Veyrenc atacó la parte inferior de la momia, soltando poco a poco las piernas y los pies. Luego tiró con rabia hacia atrás el enorme montón de cinta adhesiva hecha un lío y se puso a golpear con manos y pies el cuerpo de Adamsberg, violentamente, como un batería que se hubiera lanzado en una improvisación frenética. Hizo una pausa al cabo de cinco minutos, estiró los brazos para relajarlos. Bajo su forma un poco redondeada, sus músculos de contornos desdibujados, Veyrenc poseía una fuerza de bruto, y Adamsberg oía sin sentirlas realmente las palmadas de sus manos.
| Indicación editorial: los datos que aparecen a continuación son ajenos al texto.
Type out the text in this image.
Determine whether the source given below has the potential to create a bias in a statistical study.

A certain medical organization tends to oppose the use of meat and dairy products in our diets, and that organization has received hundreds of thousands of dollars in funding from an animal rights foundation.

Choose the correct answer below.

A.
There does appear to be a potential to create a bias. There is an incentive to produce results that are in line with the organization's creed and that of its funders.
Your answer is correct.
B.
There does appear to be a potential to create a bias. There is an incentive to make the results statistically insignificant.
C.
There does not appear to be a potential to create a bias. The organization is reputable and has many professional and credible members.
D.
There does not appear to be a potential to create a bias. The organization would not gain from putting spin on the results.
Luego Veyrenc cambió de técnica, cogió los brazos, los dobló, los desdobló, hizo lo mismo con las piernas, volvió a golpear toda la superficie, masajeó el cuero cabelludo, volvió a los pies. Adamsberg movía los labios insensibles con la impresión de que podría volver a pronunciar palabras.

Veyrenc se reprochaba no haber traído alcohol. ¿Cómo iba a imaginarlo? Buscó sin esperanza en los bolsillos de Adamsberg, sacó dos móviles, unos putos billetes de bus, inútiles. Recogió las trizas de chaqueta que yacían en el suelo, pasó de un bolsillo a otro, llaves, preservativos, carnet de identidad, y sus dedos tocaron unos frascos minúsculos. Adamsberg llevaba tres botellitas de coñac.